L'agence de notation Moody's a menacé vendredi d'abaisser à nouveau la note de la dette espagnole, actuellement à "Aa2", pointant encore une fois du doigt la situation financière des régions et sanctionnant d'ores et déjà six d'entre elles.
Après avoir dégradé la note de l'Espagne le 10 mars, l'agence a annoncé qu'elle pourrait encore lui enlever un cran.
Si elle le faisait, au cours de sa période d'examen de trois mois, le pays se maintiendrait toutefois dans la catégorie d'emprunteurs de niveau élevé, selon la classification de Moody's.
La Bourse de Madrid a réagi par une baisse, perdant 1,42% à 08H00 GMT, tandis que les taux espagnols à dix ans repassaient au-dessus des 6%, un coût de financement astronomique pour le pays.
Ainsi, l'Espagne a eu beau mener plusieurs plans d'austérité pour réduire son déficit et des réformes pour moderniser son marché du travail, son système de retraite et son secteur bancaire: pour l'agence de notation, elle garde "une vulnérabilité croissante à la tension du marché".

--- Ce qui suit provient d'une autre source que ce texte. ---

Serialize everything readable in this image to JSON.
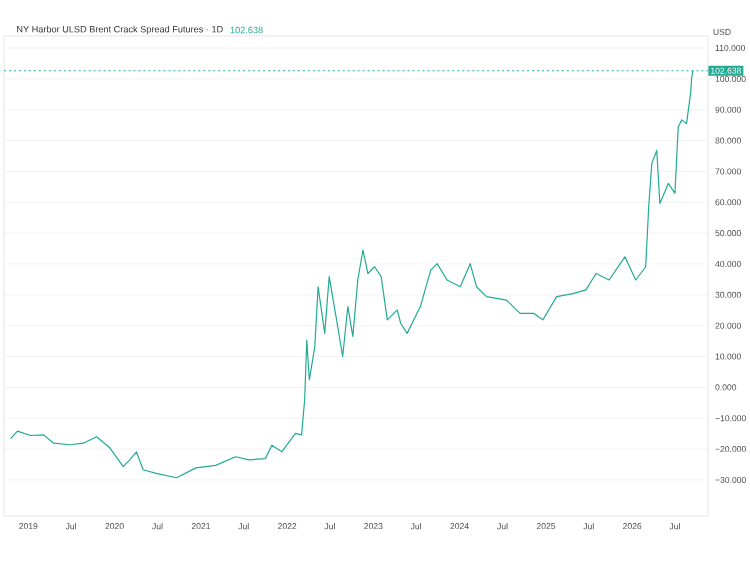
{
  "chart_data": {
    "type": "line",
    "title": "NY Harbor ULSD Brent Crack Spread Futures · 1D",
    "ylabel": "USD",
    "annotations": [
      "102.638"
    ],
    "x": [
      "2018-10-18",
      "2018-11-16",
      "2019-01-11",
      "2019-03-07",
      "2019-04-18",
      "2019-06-27",
      "2019-08-22",
      "2019-10-17",
      "2019-12-12",
      "2020-02-07",
      "2020-03-05",
      "2020-04-03",
      "2020-05-01",
      "2020-06-26",
      "2020-09-19",
      "2020-12-11",
      "2021-03-04",
      "2021-05-28",
      "2021-07-22",
      "2021-10-01",
      "2021-10-28",
      "2021-12-09",
      "2022-02-05",
      "2022-03-03",
      "2022-03-16",
      "2022-03-25",
      "2022-04-05",
      "2022-04-28",
      "2022-05-12",
      "2022-06-09",
      "2022-06-28",
      "2022-08-03",
      "2022-08-24",
      "2022-09-15",
      "2022-10-06",
      "2022-10-27",
      "2022-11-18",
      "2022-12-09",
      "2023-01-06",
      "2023-02-03",
      "2023-03-01",
      "2023-04-12",
      "2023-04-27",
      "2023-05-24",
      "2023-07-19",
      "2023-09-01",
      "2023-09-28",
      "2023-11-09",
      "2024-01-04",
      "2024-02-15",
      "2024-03-13",
      "2024-04-24",
      "2024-07-18",
      "2024-09-13",
      "2024-11-09",
      "2024-12-19",
      "2025-02-15",
      "2025-04-25",
      "2025-06-19",
      "2025-08-01",
      "2025-09-25",
      "2025-12-01",
      "2026-01-16",
      "2026-02-27",
      "2026-03-12",
      "2026-03-25",
      "2026-04-15",
      "2026-04-28",
      "2026-06-03",
      "2026-07-01",
      "2026-07-15",
      "2026-07-30",
      "2026-08-19",
      "2026-09-05",
      "2026-09-10",
      "2026-09-15"
    ],
    "series": [
      {
        "color": "#22ab94",
        "values": [
          -16.6,
          -14.2,
          -15.6,
          -15.4,
          -18.1,
          -18.6,
          -18.1,
          -16,
          -19.6,
          -25.7,
          -23.5,
          -20.9,
          -26.7,
          -27.9,
          -29.3,
          -26.1,
          -25.3,
          -22.5,
          -23.5,
          -23.1,
          -18.8,
          -20.9,
          -14.9,
          -15.4,
          -4.1,
          15.3,
          2.4,
          13.2,
          32.6,
          17.5,
          35.9,
          19.7,
          10,
          26.2,
          16.5,
          34.8,
          44.5,
          36.9,
          39.1,
          35.9,
          21.9,
          25.1,
          20.7,
          17.5,
          26.2,
          38,
          40.1,
          34.8,
          32.6,
          40.1,
          32.6,
          29.4,
          28.3,
          24,
          24,
          21.9,
          29.4,
          30.4,
          31.6,
          36.9,
          34.8,
          42.3,
          34.8,
          39.1,
          58.6,
          72.6,
          76.8,
          59.6,
          66.1,
          62.9,
          84.5,
          86.7,
          85.5,
          95.2,
          100.5,
          102.638
        ]
      }
    ],
    "xlim": [
      "2018-09-20",
      "2026-11-18"
    ],
    "xticks": [
      {
        "value": "2019-01-01",
        "label": "2019"
      },
      {
        "value": "2019-07-01",
        "label": "Jul"
      },
      {
        "value": "2020-01-01",
        "label": "2020"
      },
      {
        "value": "2020-07-01",
        "label": "Jul"
      },
      {
        "value": "2021-01-01",
        "label": "2021"
      },
      {
        "value": "2021-07-01",
        "label": "Jul"
      },
      {
        "value": "2022-01-01",
        "label": "2022"
      },
      {
        "value": "2022-07-01",
        "label": "Jul"
      },
      {
        "value": "2023-01-01",
        "label": "2023"
      },
      {
        "value": "2023-07-01",
        "label": "Jul"
      },
      {
        "value": "2024-01-01",
        "label": "2024"
      },
      {
        "value": "2024-07-01",
        "label": "Jul"
      },
      {
        "value": "2025-01-01",
        "label": "2025"
      },
      {
        "value": "2025-07-01",
        "label": "Jul"
      },
      {
        "value": "2026-01-01",
        "label": "2026"
      },
      {
        "value": "2026-07-01",
        "label": "Jul"
      }
    ],
    "ylim": [
      -41.7,
      113.9
    ],
    "yticks": [
      {
        "value": -30,
        "label": "−30.000"
      },
      {
        "value": -20,
        "label": "−20.000"
      },
      {
        "value": -10,
        "label": "−10.000"
      },
      {
        "value": 0,
        "label": "0.000"
      },
      {
        "value": 10,
        "label": "10.000"
      },
      {
        "value": 20,
        "label": "20.000"
      },
      {
        "value": 30,
        "label": "30.000"
      },
      {
        "value": 40,
        "label": "40.000"
      },
      {
        "value": 50,
        "label": "50.000"
      },
      {
        "value": 60,
        "label": "60.000"
      },
      {
        "value": 70,
        "label": "70.000"
      },
      {
        "value": 80,
        "label": "80.000"
      },
      {
        "value": 90,
        "label": "90.000"
      },
      {
        "value": 100,
        "label": "100.000"
      },
      {
        "value": 110,
        "label": "110.000"
      }
    ],
    "grid": "y",
    "line_style": "solid",
    "ref_lines": [
      {
        "axis": "y",
        "value": 102.638,
        "label": "102.638",
        "color": "#22ab94",
        "line_style": "dotted"
      }
    ]
  }
}
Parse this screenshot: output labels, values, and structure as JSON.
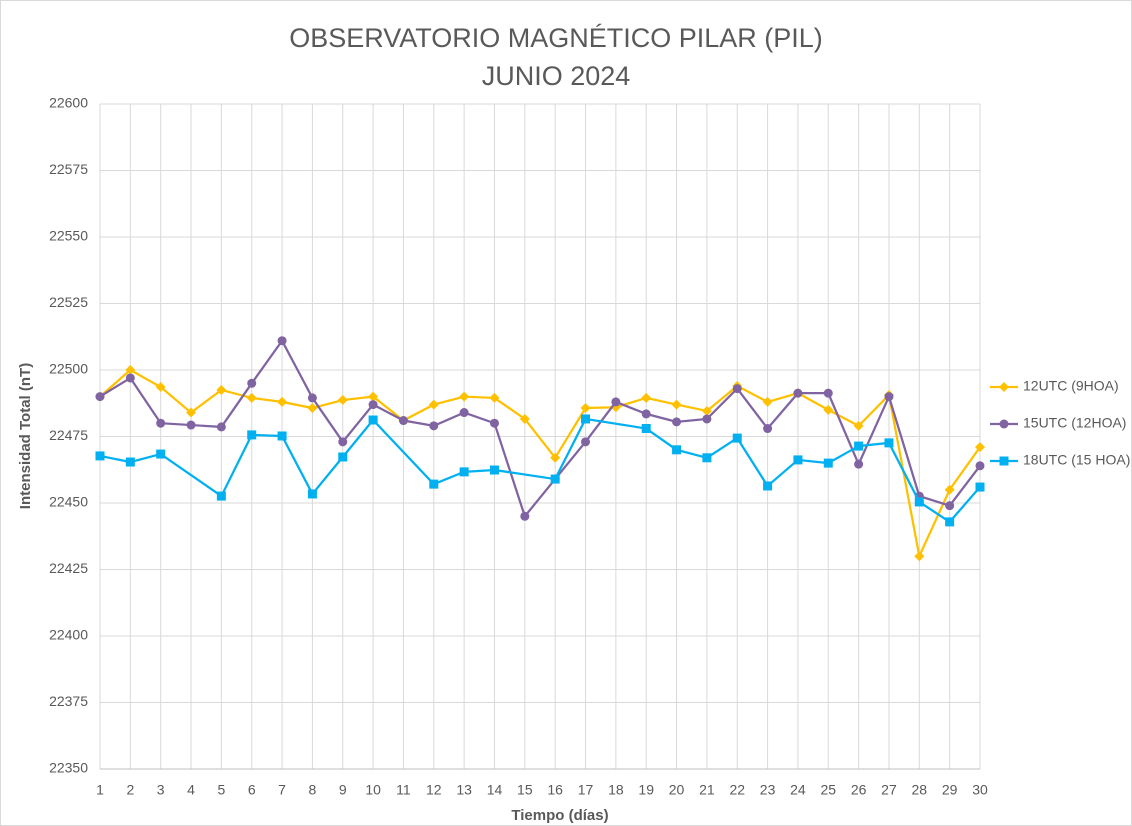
{
  "chart_data": {
    "type": "line",
    "title": "OBSERVATORIO MAGNÉTICO PILAR (PIL)",
    "subtitle": "JUNIO 2024",
    "x_label": "Tiempo (días)",
    "y_label": "Intensidad Total (nT)",
    "x": [
      1,
      2,
      3,
      4,
      5,
      6,
      7,
      8,
      9,
      10,
      11,
      12,
      13,
      14,
      15,
      16,
      17,
      18,
      19,
      20,
      21,
      22,
      23,
      24,
      25,
      26,
      27,
      28,
      29,
      30
    ],
    "xlim": [
      1,
      30
    ],
    "xticks": [
      1,
      2,
      3,
      4,
      5,
      6,
      7,
      8,
      9,
      10,
      11,
      12,
      13,
      14,
      15,
      16,
      17,
      18,
      19,
      20,
      21,
      22,
      23,
      24,
      25,
      26,
      27,
      28,
      29,
      30
    ],
    "ylim": [
      22350,
      22600
    ],
    "yticks": [
      22350,
      22375,
      22400,
      22425,
      22450,
      22475,
      22500,
      22525,
      22550,
      22575,
      22600
    ],
    "grid": true,
    "legend": "right",
    "series": [
      {
        "name": "12UTC (9HOA)",
        "color": "#ffc000",
        "marker": "diamond",
        "values": [
          22490,
          22500,
          22493.6,
          22484,
          22492.5,
          22489.5,
          22488,
          22485.7,
          22488.7,
          22490,
          22481,
          22487,
          22490,
          22489.5,
          22481.6,
          22467,
          22485.7,
          22486,
          22489.5,
          22487,
          22484.6,
          22494,
          22488,
          22491.3,
          22485,
          22479,
          22490.6,
          22430,
          22455,
          22471
        ]
      },
      {
        "name": "15UTC (12HOA)",
        "color": "#8064a2",
        "marker": "circle",
        "values": [
          22490,
          22497,
          22480,
          22479.3,
          22478.6,
          22495,
          22511,
          22489.5,
          22473,
          22487,
          22481,
          22479,
          22484,
          22480,
          22445,
          22459,
          22473,
          22488,
          22483.5,
          22480.5,
          22481.6,
          22493,
          22478,
          22491.3,
          22491.3,
          22464.6,
          22490,
          22452.6,
          22449,
          22464
        ]
      },
      {
        "name": "18UTC (15 HOA)",
        "color": "#00b0f0",
        "marker": "square",
        "x": [
          1,
          2,
          3,
          5,
          6,
          7,
          8,
          9,
          10,
          12,
          13,
          14,
          16,
          17,
          19,
          20,
          21,
          22,
          23,
          24,
          25,
          26,
          27,
          28,
          29,
          30
        ],
        "values": [
          22467.7,
          22465.4,
          22468.4,
          22452.6,
          22475.6,
          22475.2,
          22453.4,
          22467.3,
          22481.2,
          22457.1,
          22461.7,
          22462.4,
          22459,
          22481.6,
          22478,
          22470,
          22467,
          22474.4,
          22456.4,
          22466.2,
          22465,
          22471.4,
          22472.6,
          22450.4,
          22442.9,
          22456
        ]
      }
    ]
  }
}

Cette fragilité s'est d'ailleurs fait sentir ces dernières semaines autour du plan de sauvetage de la Grèce, qui a fait tanguer la Bourse madrilène et grimper les taux obligataires espagnols à des records historiques.
Le pays est dans la ligne de mire des marchés depuis plus d'un an déjà, Fitch et Standard & Poor's ayant dégradé sa note en avril et mai 2010.
Moody's avance deux raisons pour sa décision de vendredi.
La première, "les pressions continuelles pour se financer auxquelles fait face le gouvernement espagnol", des pressions qui pourraient "s'exacerber" à la faveur de l'accord européen d'aide à la Grèce.
Ce dernier a "créé un précédent" en impliquant le secteur privé et marqué un accroissement du risque pour les investisseurs détenteurs d'obligations de pays fragiles de la zone euro, estime l'agence, qui a aussi menacé en juin de dégrader la note de l'Italie pour "des inquiétudes similaires".
Deuxième argument de Moody's, la difficulté de l'Espagne à réduire son déficit du fait d'un "environnement de faible croissance" et de "l'écart budgétaire qui persiste chez de nombreux gouvernements régionaux".
L'économie espagnole peine à sortir de la crise, avec une croissance presque atone au premier trimestre (0,3%) et un chômage endémique, qui touchait 20,89% de la population au deuxième trimestre, un record parmi les pays industrialisés.
En outre, les agences de notation, les analystes, mais aussi le Fonds monétaire international (FMI) font part depuis des mois de leurs inquiétudes face à la situation financière des 17 régions espagnoles, très endettées (121 milliards d'euros en cumulé), jouissant d'une forte autonomie financière et jusque-là peu enclines à réduire leur déficit.
Sans surprise, Moody's a donc décidé vendredi d'abaisser d'un cran les notes de six régions, dont l'une des plus puissantes, la Catalogne, en raison de "la détérioration de leur situation budgétaire et de leur dette".
Les cinq autres régions sanctionnées sont la Castille-la Manche, la communauté autonome de Murcie, la région de Valence, l'Andalousie et la Castille et Léon.
Moody's "prévoit que les gouvernements régionaux vont rater leur objectif collectif de déficit, avec une différence de jusqu'à 0,75% du PIB, ce qui rendrait plus difficile d'atteindre l'objectif général de déficit du gouvernement (6% du PIB en 2011)".
Jusque récemment, les finances régionales étaient peu contrôlées par l'Etat espagnol, qui a introduit un premier élément de suivi, en leur fixant des objectifs de réduction de déficit.
Mais en 2010, ce dernier a grimpé à 2,83% du PIB, dépassant largement l'engagement officiel de 2,4%. Au premier trimestre 2011, seule la moitié des régions présentaient un déficit conforme à l'objectif, selon le ministère de l'Economie.
Ce dernier affiche sa fermeté et leur a fixé des buts ambitieux pour les années à venir: 1,3% en 2011 et 2012, 1,1% en 2013 puis 1% en 2014.